I thank the Victims’ Commissioner’s website for this example of positive obligations, because it seems obvious. One of the best-known instances of the use of violence against women victims, and the obligation to protect them, was the claim brought against the Metropolitan Police concerning the taxi driver rapist John Worboys’ victims. The Supreme Court held that the police’s significant failure properly to investigate Worboys’ actions had breached the state’s obligation to protect the women from inhuman and degrading treatment—that is, rape—within Article 3 of the European Convention on Human Rights. The question I have to ask the Minister is: would the Worboys case be possible under the Government’s proposals as they stand?

That becomes even more pertinent when one reflects on the Government’s abject failure to protect women and girls from sexual assault. We know that 20% of women have been raped or sexually assaulted as an adult, yet rape convictions continue to decrease.
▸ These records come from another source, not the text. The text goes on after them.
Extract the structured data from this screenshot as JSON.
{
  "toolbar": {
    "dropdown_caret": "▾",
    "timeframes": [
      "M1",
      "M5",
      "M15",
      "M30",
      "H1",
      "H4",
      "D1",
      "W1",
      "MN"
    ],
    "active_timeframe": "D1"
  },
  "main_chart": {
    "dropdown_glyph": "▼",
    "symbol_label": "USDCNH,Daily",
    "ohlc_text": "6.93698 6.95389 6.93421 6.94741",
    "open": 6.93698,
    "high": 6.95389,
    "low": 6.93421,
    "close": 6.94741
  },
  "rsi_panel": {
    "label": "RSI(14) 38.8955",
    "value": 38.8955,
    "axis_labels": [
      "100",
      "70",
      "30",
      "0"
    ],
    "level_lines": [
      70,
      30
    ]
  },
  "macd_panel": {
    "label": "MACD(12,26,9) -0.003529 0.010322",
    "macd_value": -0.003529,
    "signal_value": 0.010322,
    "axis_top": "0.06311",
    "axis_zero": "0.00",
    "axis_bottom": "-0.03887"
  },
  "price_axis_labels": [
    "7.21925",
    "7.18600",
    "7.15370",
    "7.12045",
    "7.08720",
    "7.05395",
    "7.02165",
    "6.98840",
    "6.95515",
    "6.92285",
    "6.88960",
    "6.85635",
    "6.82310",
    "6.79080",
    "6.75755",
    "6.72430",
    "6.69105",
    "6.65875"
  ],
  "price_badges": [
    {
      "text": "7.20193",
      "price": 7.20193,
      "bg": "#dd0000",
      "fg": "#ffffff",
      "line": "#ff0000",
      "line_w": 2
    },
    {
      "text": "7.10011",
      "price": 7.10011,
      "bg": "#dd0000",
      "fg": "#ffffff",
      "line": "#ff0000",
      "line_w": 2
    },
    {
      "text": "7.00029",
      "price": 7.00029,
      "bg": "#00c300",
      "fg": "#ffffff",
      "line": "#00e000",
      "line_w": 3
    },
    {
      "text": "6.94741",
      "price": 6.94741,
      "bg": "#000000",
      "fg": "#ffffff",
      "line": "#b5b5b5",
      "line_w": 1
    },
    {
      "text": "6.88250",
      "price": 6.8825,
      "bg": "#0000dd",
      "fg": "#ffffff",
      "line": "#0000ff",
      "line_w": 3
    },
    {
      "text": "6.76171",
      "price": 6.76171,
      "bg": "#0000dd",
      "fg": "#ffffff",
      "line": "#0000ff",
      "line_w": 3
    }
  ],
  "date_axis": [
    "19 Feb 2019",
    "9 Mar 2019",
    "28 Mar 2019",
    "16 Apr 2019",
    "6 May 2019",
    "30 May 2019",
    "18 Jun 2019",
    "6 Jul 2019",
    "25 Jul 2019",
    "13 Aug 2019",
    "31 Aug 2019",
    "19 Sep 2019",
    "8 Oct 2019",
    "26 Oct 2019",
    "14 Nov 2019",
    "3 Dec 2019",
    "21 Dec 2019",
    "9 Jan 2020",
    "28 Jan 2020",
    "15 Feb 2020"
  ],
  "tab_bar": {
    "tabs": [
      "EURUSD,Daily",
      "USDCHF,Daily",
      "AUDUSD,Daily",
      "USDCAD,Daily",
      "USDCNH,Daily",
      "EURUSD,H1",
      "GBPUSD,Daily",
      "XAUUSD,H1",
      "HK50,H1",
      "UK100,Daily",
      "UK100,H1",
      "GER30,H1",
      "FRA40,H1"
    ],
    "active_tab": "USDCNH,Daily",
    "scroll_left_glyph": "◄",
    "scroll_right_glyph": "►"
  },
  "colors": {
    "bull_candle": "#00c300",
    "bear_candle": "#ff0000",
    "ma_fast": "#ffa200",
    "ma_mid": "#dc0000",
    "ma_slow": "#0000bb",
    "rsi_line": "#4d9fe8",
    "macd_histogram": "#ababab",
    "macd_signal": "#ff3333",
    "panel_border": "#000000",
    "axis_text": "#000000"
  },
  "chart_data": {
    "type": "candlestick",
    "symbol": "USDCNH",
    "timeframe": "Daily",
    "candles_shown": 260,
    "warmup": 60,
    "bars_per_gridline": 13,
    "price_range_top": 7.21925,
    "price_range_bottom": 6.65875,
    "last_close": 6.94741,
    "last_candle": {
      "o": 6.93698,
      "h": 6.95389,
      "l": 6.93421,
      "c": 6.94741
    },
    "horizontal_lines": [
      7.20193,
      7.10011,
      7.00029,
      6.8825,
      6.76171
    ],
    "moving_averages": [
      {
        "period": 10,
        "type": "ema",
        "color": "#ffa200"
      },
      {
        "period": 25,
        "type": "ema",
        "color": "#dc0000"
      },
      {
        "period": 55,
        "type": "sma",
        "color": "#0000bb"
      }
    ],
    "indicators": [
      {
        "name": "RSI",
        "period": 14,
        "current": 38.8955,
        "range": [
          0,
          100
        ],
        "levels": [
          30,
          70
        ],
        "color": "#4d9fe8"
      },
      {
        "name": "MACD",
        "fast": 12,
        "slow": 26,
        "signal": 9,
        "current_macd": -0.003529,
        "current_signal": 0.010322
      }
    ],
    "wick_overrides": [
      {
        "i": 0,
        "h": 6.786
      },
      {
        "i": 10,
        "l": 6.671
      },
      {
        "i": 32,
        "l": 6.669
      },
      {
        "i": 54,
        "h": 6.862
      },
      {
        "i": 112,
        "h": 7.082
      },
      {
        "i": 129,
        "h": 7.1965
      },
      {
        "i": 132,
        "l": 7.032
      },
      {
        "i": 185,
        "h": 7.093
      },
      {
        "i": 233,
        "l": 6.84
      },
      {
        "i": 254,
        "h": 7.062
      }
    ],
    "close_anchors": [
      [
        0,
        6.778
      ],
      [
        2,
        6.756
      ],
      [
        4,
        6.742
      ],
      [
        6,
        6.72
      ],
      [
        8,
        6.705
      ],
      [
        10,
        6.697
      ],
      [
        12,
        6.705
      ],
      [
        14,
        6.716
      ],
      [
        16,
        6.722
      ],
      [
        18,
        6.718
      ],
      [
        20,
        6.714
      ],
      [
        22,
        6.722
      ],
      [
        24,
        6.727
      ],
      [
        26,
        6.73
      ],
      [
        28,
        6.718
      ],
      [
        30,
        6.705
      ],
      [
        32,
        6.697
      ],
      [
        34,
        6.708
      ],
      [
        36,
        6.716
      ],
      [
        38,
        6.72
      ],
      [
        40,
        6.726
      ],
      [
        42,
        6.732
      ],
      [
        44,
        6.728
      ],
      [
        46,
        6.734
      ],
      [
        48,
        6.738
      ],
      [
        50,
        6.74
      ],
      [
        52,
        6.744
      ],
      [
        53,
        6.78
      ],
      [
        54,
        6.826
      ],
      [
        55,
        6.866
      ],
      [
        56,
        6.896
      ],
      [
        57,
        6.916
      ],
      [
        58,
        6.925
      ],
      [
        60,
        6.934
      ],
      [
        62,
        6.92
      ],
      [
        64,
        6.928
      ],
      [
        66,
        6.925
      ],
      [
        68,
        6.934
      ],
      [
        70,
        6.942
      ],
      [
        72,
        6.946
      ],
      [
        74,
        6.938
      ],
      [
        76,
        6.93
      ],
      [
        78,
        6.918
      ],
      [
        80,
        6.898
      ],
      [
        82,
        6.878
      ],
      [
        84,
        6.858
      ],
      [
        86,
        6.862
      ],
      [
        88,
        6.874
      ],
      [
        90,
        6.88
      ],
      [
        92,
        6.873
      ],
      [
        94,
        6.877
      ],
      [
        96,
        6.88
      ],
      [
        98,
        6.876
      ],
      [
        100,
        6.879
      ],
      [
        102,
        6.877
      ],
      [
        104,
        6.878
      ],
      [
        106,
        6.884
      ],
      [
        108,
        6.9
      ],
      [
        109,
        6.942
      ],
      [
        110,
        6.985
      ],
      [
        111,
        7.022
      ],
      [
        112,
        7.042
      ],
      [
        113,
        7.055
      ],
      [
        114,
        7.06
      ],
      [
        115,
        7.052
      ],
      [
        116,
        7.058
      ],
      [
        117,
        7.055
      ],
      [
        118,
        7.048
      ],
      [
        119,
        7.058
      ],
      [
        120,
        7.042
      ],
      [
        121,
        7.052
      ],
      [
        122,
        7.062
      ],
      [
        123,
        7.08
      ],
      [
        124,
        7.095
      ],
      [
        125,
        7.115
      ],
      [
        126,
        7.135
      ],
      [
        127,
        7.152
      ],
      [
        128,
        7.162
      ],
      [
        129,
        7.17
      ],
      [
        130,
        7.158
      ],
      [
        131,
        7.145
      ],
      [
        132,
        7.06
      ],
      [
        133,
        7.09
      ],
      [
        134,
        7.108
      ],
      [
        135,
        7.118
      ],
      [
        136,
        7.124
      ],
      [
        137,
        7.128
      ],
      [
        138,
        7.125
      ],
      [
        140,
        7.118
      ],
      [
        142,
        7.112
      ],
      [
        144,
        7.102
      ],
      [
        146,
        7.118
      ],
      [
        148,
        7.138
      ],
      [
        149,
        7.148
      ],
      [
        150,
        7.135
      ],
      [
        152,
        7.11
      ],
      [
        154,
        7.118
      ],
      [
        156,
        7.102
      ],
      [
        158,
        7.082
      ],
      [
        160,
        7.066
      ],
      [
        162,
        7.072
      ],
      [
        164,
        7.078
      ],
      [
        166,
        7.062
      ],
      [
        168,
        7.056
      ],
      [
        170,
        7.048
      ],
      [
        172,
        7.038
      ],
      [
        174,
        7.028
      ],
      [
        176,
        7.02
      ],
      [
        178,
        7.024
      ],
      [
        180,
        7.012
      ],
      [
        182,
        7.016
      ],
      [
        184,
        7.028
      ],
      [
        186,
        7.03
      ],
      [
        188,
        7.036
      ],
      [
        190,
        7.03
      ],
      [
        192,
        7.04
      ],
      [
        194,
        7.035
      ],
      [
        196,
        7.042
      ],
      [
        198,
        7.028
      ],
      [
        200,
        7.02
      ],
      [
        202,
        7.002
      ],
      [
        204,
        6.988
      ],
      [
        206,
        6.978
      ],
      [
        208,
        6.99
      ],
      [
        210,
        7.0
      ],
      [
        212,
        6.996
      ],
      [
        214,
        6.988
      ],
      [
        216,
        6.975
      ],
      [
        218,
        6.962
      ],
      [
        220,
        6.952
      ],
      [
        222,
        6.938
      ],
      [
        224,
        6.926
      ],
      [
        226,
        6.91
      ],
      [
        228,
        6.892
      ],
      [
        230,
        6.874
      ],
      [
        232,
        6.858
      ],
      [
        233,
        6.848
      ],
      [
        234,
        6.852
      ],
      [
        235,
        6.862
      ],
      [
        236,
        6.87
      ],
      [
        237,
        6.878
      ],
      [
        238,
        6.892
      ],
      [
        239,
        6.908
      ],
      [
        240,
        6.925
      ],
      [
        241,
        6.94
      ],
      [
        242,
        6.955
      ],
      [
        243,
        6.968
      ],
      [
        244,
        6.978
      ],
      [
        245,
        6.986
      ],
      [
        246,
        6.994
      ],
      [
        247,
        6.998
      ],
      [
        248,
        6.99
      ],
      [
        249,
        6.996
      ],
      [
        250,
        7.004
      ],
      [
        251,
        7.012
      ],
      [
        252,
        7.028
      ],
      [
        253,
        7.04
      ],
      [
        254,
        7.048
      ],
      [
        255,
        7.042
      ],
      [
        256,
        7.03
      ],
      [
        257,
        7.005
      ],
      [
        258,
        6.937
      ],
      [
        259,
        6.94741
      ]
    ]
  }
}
There were 1,917 fewer rapists convicted in the year December 2019 to December 2020 than in 2016-17—a decline of 64%—although the percentage of victims dropping out of increasingly lengthy investigations and trial processes has rocketed from 25% five years ago to 43% in 2020. The murders of Sarah Everard, Sabina Nessa and many others have reignited the national conversation about the safety of women and girls in Britain. That begs the question of the Minister: does this Queen’s Speech seriously address those concerns?

Let us look at women in prison. The right reverend Prelate the Bishop of Gloucester, who spoke about the imprisonment of women with children for non-violent offences, was absolutely correct to say that it is costly, counterproductive and cruel to them and their families. The Ministry of Justice’s 2018 Female Offender Strategy has been critiqued by the National Audit Office, and more recently the Public Accounts Committee, for its lack of value for money, lack of effectiveness and lack of durable change. Given the shortfalls of implementation to date, what steps will the MoJ take to respond to ensure that its strategy is successful in meeting its aims in the future?

Her Majesty’s Inspectorate of Prisons yesterday published a report on HMP Bronzefield, Europe’s largest female prison, finding that 65% of inmates released from there did not have sustainable accommodation when they were released, thereby increasing the likelihood that they would end up back in prison.

Black, Asian and other ethnic minority young women face greater barriers in accessing safety and support, and overlapping forms of stigma and discrimination put them at greater risk of criminalisation. Can the Minister say when Her Majesty’s Prison and Probation Service will release its new young women’s strategy, and what resources will be dedicated to its implementation and delivery? What steps will the Government take to reduce the risk of increasing levels of racial inequality and disproportionality in future, as part of their current and future legislative programme?

Finally, in this proposed legislation, will there be a scrutiny that can depend on equality impact assessments that we can see in advance? Across this House we will certainly be looking for that.